Noch mehr im Modus des Aufruhrs ist das Organ der Australierin Amy Taylor. Das Stück heißt „Nudge It“und richtet sich gegen jene Kollegen, die auf Arbeiterklasse machen, ohne es zu sein. Williamson hatte insbesondere die Band The Idles im Sinn, Zeilen wie „Stood outside an high-rise, trying to act like a gangster“wenden sich gegen jene Wohlstand-Kids, die in noblen Wohngegenden auf Gangsterpantomine machen.

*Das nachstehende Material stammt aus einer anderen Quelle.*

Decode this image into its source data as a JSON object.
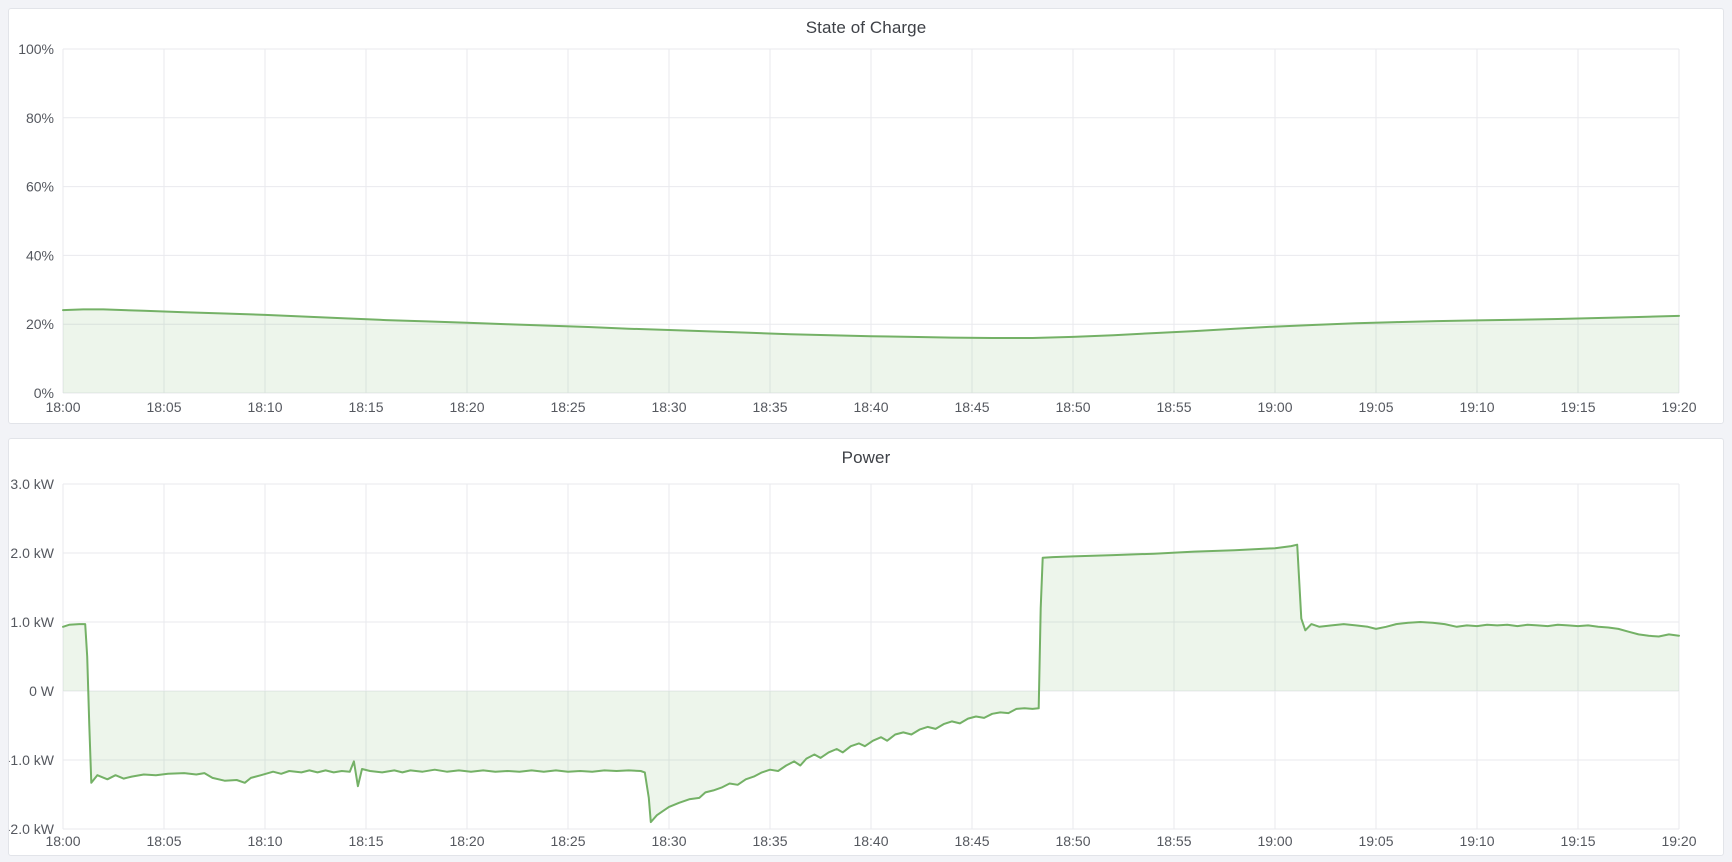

Gegen eine andere Art von Heuchlern unter Musikerkollegen richtet sich das funky „Elocution“mit seinem rührenden Refrain „I wish I had the time to be a wanker just like you“. Es handelt von jenen, die Lippenbekenntnisse für unabhängige Veranstaltungsorte abgeben, insgeheim aber hoffen, wegen guter Nachfrage in größere Hallen „hochverlegt“zu werden. Special Effects wie Raucherhusten und Furzgeräusche hört man in „Out There“, der Beschreibung des Alltags der armen Leute in Zeiten von Pandemie und Brexit. Mit der ihm eigenen Poesie verflucht Williamson insbesondere den Austritt aus der EU. „Get Brexit punched, let’s get Brexit fucked by an horse’s penis until its misery splits“: Da schleicht sich noch die alte sexismusverdächtige Sprache von Williamson ein. Facebook-Freunde kennen ihn längst anders. Da gibt es Filme, die ihn in Hausschürze und mit Staubsauger zeigen.
Ein Engländer wolle er jedenfalls nicht mehr sein, erklärte er jüngst der „Irish Times“. Das Ringen um den Brexit habe das wahre Gesicht des Engländers gezeigt: „Engstirnig, ungebildet, faul, rassistisch und irgendwie privilegiert.“Gutes Feindbild.